Bell-state diagonal-entanglement witnesses

Abstract

It has been shown that finding generic Bell states diagonal entanglement witnesses (BDEW) for $d_{1}\otimes d_{2}\otimes ....\otimes d_{n}$ systems exactly reduces to a linear programming if the feasible region be a polygon by itself and approximately obtains via linear programming if the feasible region is not a polygon. Since solving linear programming for generic case is difficult, the multi-qubits, $2\otimes N$ and $3 \otimes 3$ systems for the special case of generic BDEW for some particular choice of their parameters have been considered.
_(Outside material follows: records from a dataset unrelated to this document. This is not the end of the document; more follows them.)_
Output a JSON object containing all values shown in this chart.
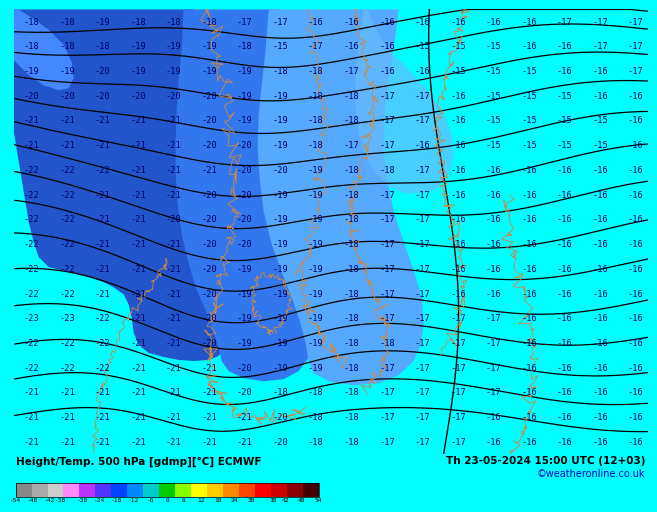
{
  "title_left": "Height/Temp. 500 hPa [gdmp][°C] ECMWF",
  "title_right": "Th 23-05-2024 15:00 UTC (12+03)",
  "subtitle_right": "©weatheronline.co.uk",
  "bg_cyan": "#00FFFF",
  "bg_blue_dark": "#3366EE",
  "bg_blue_mid": "#4488FF",
  "bg_blue_light": "#55AAFF",
  "map_bg": "#00FFFF",
  "colorbar_colors": [
    "#888888",
    "#AAAAAA",
    "#CCCCCC",
    "#FF88FF",
    "#BB33FF",
    "#5533FF",
    "#0044FF",
    "#0088FF",
    "#00CCCC",
    "#00CC00",
    "#88FF00",
    "#FFFF00",
    "#FFCC00",
    "#FF8800",
    "#FF4400",
    "#FF0000",
    "#CC0000",
    "#880000",
    "#440000"
  ],
  "tick_vals": [
    -54,
    -48,
    -42,
    -38,
    -30,
    -24,
    -18,
    -12,
    -6,
    0,
    6,
    12,
    18,
    24,
    30,
    38,
    42,
    48,
    54
  ],
  "temp_grid": [
    [
      -18,
      -18,
      -19,
      -18,
      -18,
      -18,
      -17,
      -17,
      -16,
      -16,
      -16,
      -16,
      -16,
      -16,
      -16,
      -17,
      -17,
      -17
    ],
    [
      -18,
      -18,
      -18,
      -19,
      -19,
      -19,
      -18,
      -15,
      -17,
      -16,
      -16,
      -15,
      -15,
      -15,
      -16,
      -16,
      -17,
      -17
    ],
    [
      -19,
      -19,
      -20,
      -19,
      -19,
      -19,
      -19,
      -18,
      -18,
      -17,
      -16,
      -16,
      -15,
      -15,
      -15,
      -16,
      -16,
      -17
    ],
    [
      -20,
      -20,
      -20,
      -20,
      -20,
      -20,
      -19,
      -19,
      -18,
      -18,
      -17,
      -17,
      -16,
      -15,
      -15,
      -15,
      -16,
      -16
    ],
    [
      -21,
      -21,
      -21,
      -21,
      -21,
      -20,
      -19,
      -19,
      -18,
      -18,
      -17,
      -17,
      -16,
      -15,
      -15,
      -15,
      -15,
      -16
    ],
    [
      -21,
      -21,
      -21,
      -21,
      -21,
      -20,
      -20,
      -19,
      -18,
      -17,
      -17,
      -16,
      -16,
      -15,
      -15,
      -15,
      -15,
      -16
    ],
    [
      -22,
      -22,
      -22,
      -21,
      -21,
      -21,
      -20,
      -20,
      -19,
      -18,
      -18,
      -17,
      -16,
      -16,
      -16,
      -16,
      -16,
      -16
    ],
    [
      -22,
      -22,
      -21,
      -21,
      -21,
      -20,
      -20,
      -19,
      -19,
      -18,
      -17,
      -17,
      -16,
      -16,
      -16,
      -16,
      -16,
      -16
    ],
    [
      -22,
      -22,
      -21,
      -21,
      -20,
      -20,
      -20,
      -19,
      -19,
      -18,
      -17,
      -17,
      -16,
      -16,
      -16,
      -16,
      -16,
      -16
    ],
    [
      -22,
      -22,
      -21,
      -21,
      -21,
      -20,
      -20,
      -19,
      -19,
      -18,
      -17,
      -17,
      -16,
      -16,
      -16,
      -16,
      -16,
      -16
    ],
    [
      -22,
      -22,
      -21,
      -21,
      -21,
      -20,
      -19,
      -19,
      -19,
      -18,
      -17,
      -17,
      -16,
      -16,
      -16,
      -16,
      -16,
      -16
    ],
    [
      -22,
      -22,
      -21,
      -21,
      -21,
      -20,
      -19,
      -19,
      -19,
      -18,
      -17,
      -17,
      -16,
      -16,
      -16,
      -16,
      -16,
      -16
    ],
    [
      -23,
      -23,
      -22,
      -21,
      -21,
      -20,
      -19,
      -19,
      -19,
      -18,
      -17,
      -17,
      -17,
      -17,
      -16,
      -16,
      -16,
      -16
    ],
    [
      -22,
      -22,
      -22,
      -21,
      -21,
      -20,
      -19,
      -19,
      -19,
      -18,
      -18,
      -17,
      -17,
      -17,
      -16,
      -16,
      -16,
      -16
    ],
    [
      -22,
      -22,
      -22,
      -21,
      -21,
      -21,
      -20,
      -19,
      -19,
      -18,
      -17,
      -17,
      -17,
      -17,
      -16,
      -16,
      -16,
      -16
    ],
    [
      -21,
      -21,
      -21,
      -21,
      -21,
      -21,
      -20,
      -18,
      -18,
      -18,
      -17,
      -17,
      -17,
      -17,
      -16,
      -16,
      -16,
      -16
    ],
    [
      -21,
      -21,
      -21,
      -21,
      -21,
      -21,
      -21,
      -20,
      -18,
      -18,
      -17,
      -17,
      -17,
      -16,
      -16,
      -16,
      -16,
      -16
    ],
    [
      -21,
      -21,
      -21,
      -21,
      -21,
      -21,
      -21,
      -20,
      -18,
      -18,
      -17,
      -17,
      -17,
      -16,
      -16,
      -16,
      -16,
      -16
    ]
  ]
}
In the rest of this paper we obtain the optimal non decomposable entanglement witness for $3 \otimes 3$ system for some particular choice of its parameters. By proving the optimality of the well known reduction map and combining it with the optimal and non-decomposable 3 $\otimes$ 3 BDEW (named critical entanglement witnesses) the family of optimal and non-decomposable 3 $\otimes$ 3 BDEW have also been obtained. Using the approximately critical entanglement witnesses, some 3 $\otimes$ 3 bound entangled states are so detected. So the well known Choi map as a particular case of the positive map in connection with this witness via Jamiolkowski isomorphism has been considered which approximately is obtained via linear programming.